Un plató de cine
Hoy paseé por la Plaza Alta de Badajoz para vagabundear entre los puestos de comida y baratijas del improvisado zoco de la Al-Mossassa, evento anual que emula un mercado árabe. Lo complementa algunas charlas culturales durante el fin de semana.
Cuando salía de la plaza, calle Moreno Zancudo abajo, descubrí entre las arcadas a este hombre, distante del bullicio, al fondo de una tetería, maqha (مقهى), también improvisada, como un plató de cine. Y se me antojó este evento artificioso, plastificado, cuando se compara con el papel social que tiene el resto del año la cultura árabe en nuestra ciudad. Badajoz posee una herencia árabe, pero vive ajena a este legado. El decorado del zoco anual es una fachada que blanquea y consuela nuestra memoria. El resto del día el musulmán, el marroquí, el moro ancestral queda relegado a una categoría secundaria. Persiste el recelo y la ignorancia.
Lo percibí de una forma latente, acechante, como el pitido de una olla, cuando Marruecos ganaba en los inicios del mundial de fútbol. Oía los comentarios de los alumnos, las pedradas verbales en sus conversaciones, el eco de siglos de rechazo persistente en la confusa memoria de los adolescentes.

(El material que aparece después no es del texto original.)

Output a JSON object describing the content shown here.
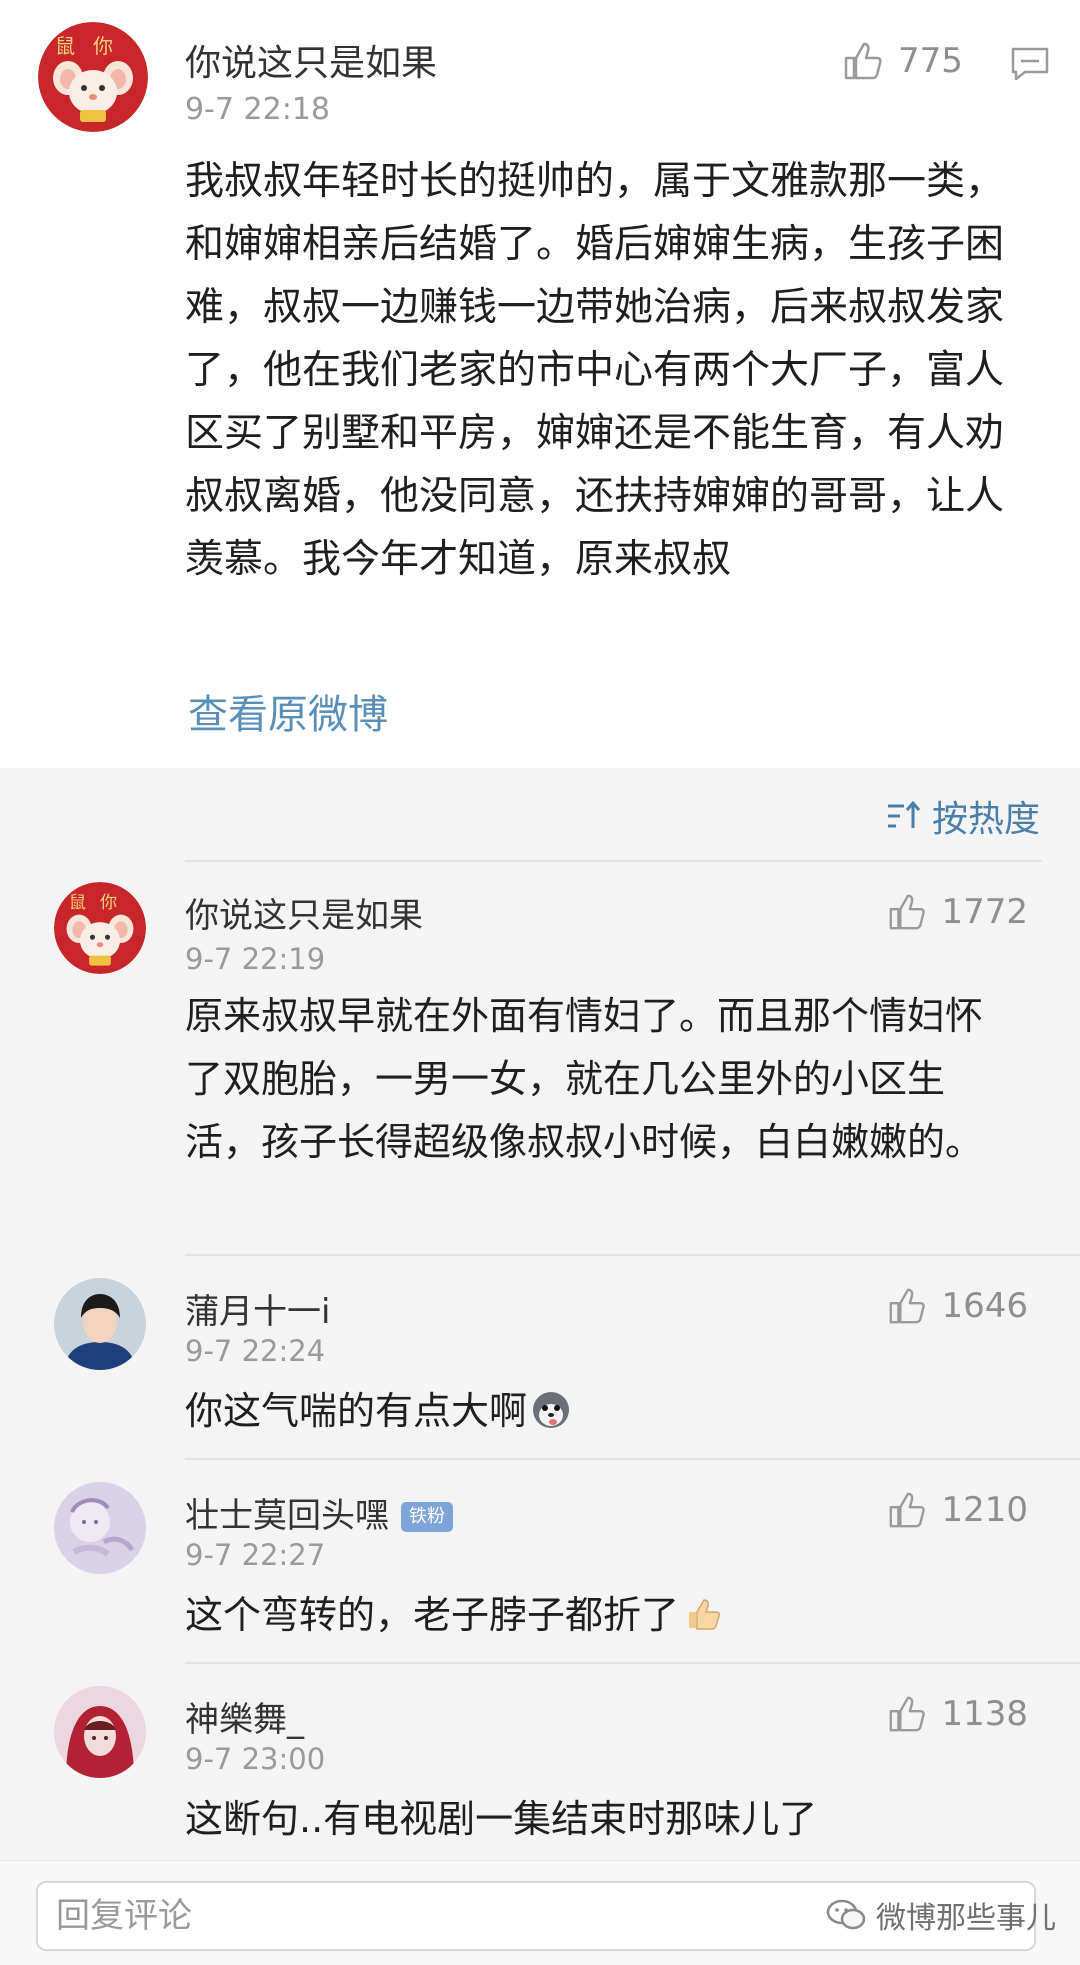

La Al-Mossassa no educa, más bien refuerza el estereotipo y actúa de placebo moral con el que elevar nuestra conciencia. Es un tipo de comprensión blanda, cómoda, justificativa. Estética. Una estética prefabricada. De colonizador. Colonizador ignorante. Encapsular al otro en un cuadro estereotipado, confortable, que no exija desacomodar mis prejuicios.
Quizá ni siquiera el hombre de mi foto sea marroquí, argelino, sirio, libanés, egipcio o tunisino. Apenas hay en el zoco una veta de autenticidad. Solo extras improvisados. No la hay durante el resto del año en la ciudad. No hay convivencia inclusiva, beber juntos en la maqha, dialogar y aprender. Confiar. Mezclarse. Lo veo a diario en los ojos de mis alumnos, diversos, sí, pero encajonados como piezas de ajedrez en un juego sin empezar. Temerosos de mirarse a los ojos, de salir del barrio y conocer al que interpreto como hostil y extranjero.